Following a spike in coronavirus cases, the Chinese city Chengdu has announced it will conduct mass COVID-19 testing from Thursday to Sunday.
According to the city's government, households are allowed to send one person per day to shop for daily necessities.
Due to an outbreak in the Sichuan province, all residents in Chengdu have been ordered to stay at home from 6 pm.
The city had previously imposed the closure of indoor entertainment and cultural locations along with limited staff entry to staff for basic functioning.
Curtailing the activities of tens of millions of people, several of China's biggest cities have stepped up COVID-19 restrictions this week.
Although two northern provincial capitals extended them slightly, authorities looking to balance economic needs with the effort to contain every outbreak said the curbs would run for just a few days.
Despite the cost to the world's second-largest economy China's so-called "dynamic COVID zero" policy makes it an outlier as other countries gradually do away with curbs.

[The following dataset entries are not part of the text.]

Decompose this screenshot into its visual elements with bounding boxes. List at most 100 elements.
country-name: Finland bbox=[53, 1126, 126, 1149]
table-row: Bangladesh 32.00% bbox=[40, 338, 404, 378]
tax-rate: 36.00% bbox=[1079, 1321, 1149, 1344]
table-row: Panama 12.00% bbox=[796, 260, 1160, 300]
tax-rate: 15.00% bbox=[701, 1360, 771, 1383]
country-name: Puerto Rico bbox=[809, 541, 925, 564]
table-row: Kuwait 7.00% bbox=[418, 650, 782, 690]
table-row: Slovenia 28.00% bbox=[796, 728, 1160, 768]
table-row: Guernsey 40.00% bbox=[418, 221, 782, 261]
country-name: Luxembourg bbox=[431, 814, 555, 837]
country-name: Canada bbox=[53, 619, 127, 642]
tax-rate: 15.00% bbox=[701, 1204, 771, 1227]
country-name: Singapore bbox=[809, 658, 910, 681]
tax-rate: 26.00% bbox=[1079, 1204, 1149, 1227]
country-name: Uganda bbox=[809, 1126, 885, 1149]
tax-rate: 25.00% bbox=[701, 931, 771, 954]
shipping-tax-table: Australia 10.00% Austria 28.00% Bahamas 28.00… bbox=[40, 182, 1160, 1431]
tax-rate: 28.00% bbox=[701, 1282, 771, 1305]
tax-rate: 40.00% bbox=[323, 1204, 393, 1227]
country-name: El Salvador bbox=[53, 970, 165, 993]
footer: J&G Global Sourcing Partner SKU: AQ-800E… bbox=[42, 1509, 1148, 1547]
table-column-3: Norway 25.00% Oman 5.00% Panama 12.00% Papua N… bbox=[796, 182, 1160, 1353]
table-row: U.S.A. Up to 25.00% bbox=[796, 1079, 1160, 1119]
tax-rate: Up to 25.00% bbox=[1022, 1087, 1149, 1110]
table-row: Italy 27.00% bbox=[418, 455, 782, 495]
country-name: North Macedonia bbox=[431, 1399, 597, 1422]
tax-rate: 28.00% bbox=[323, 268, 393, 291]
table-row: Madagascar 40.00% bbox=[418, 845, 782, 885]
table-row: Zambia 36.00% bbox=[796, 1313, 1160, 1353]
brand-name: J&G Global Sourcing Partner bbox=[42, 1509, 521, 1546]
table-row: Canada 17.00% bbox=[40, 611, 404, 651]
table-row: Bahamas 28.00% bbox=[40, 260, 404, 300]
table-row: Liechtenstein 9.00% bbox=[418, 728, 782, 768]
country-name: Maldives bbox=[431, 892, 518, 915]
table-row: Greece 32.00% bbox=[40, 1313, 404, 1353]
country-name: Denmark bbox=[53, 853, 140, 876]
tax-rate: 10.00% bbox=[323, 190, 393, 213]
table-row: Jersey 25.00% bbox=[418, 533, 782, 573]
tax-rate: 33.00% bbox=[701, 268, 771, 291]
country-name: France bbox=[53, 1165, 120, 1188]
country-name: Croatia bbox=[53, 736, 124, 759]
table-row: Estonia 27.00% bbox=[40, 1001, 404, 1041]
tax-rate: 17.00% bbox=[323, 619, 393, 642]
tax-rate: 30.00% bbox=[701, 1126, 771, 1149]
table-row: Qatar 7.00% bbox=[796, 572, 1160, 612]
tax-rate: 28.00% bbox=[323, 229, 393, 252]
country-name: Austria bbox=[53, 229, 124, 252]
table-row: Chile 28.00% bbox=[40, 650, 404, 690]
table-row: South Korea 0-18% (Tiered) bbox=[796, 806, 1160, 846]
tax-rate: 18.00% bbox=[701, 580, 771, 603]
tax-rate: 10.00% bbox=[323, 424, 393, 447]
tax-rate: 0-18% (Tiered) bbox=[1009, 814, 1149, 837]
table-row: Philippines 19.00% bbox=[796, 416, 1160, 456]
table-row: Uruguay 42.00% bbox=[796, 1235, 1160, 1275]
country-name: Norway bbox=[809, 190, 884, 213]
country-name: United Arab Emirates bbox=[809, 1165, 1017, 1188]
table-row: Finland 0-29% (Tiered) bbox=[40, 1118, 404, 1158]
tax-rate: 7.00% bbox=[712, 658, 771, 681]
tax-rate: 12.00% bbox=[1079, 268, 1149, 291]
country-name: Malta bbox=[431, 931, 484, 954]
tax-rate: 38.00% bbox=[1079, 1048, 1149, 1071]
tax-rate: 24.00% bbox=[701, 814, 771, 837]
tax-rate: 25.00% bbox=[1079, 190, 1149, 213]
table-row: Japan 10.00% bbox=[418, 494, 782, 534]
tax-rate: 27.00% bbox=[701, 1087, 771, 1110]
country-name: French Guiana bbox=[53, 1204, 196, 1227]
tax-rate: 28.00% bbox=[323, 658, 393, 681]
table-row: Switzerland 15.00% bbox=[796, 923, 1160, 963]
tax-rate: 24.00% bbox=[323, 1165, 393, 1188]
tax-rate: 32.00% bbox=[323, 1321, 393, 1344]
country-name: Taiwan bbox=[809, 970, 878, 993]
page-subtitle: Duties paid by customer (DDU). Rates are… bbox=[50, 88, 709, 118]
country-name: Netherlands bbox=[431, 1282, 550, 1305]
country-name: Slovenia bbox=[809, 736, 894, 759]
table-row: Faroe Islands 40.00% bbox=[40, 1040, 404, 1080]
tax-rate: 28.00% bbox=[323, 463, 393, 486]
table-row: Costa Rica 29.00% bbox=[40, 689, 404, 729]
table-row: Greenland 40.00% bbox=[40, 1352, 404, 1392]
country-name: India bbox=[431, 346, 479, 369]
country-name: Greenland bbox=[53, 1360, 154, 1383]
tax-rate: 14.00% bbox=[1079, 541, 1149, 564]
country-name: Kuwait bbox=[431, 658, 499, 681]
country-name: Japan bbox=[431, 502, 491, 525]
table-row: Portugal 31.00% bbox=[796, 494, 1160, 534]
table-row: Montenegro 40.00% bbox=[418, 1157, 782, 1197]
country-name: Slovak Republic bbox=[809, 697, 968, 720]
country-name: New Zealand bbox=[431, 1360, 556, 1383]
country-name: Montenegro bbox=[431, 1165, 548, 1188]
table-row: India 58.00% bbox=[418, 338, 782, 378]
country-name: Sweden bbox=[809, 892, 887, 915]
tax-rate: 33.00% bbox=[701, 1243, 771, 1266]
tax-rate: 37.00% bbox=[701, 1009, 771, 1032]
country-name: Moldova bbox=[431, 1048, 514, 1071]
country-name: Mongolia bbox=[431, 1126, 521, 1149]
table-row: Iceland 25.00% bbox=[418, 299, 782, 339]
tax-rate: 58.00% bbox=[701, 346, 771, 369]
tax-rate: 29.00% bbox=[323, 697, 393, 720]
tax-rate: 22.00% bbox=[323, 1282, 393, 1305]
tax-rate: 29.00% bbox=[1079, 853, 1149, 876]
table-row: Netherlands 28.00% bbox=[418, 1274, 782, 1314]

A video shared on Chinese social media showing breakfast being served at a quarantine facility in the Shandong province went viral as netizens compared the delivery to how food is served to animals in a zoo.
In the highest number since April, 41 cities responsible for 32 per cent of China's GDP are grappling with outbreaks.
Saying curbs that shut down cities and disrupt trade, a Chinese think tank issued a rare public disagreement Monday with the ruling Communist Party’s severe “zero COVID” policy.
Highlighting that the West is recovering economically, the Anbound Research Center said the Chinese government needs to focus on shoring up sinking growth.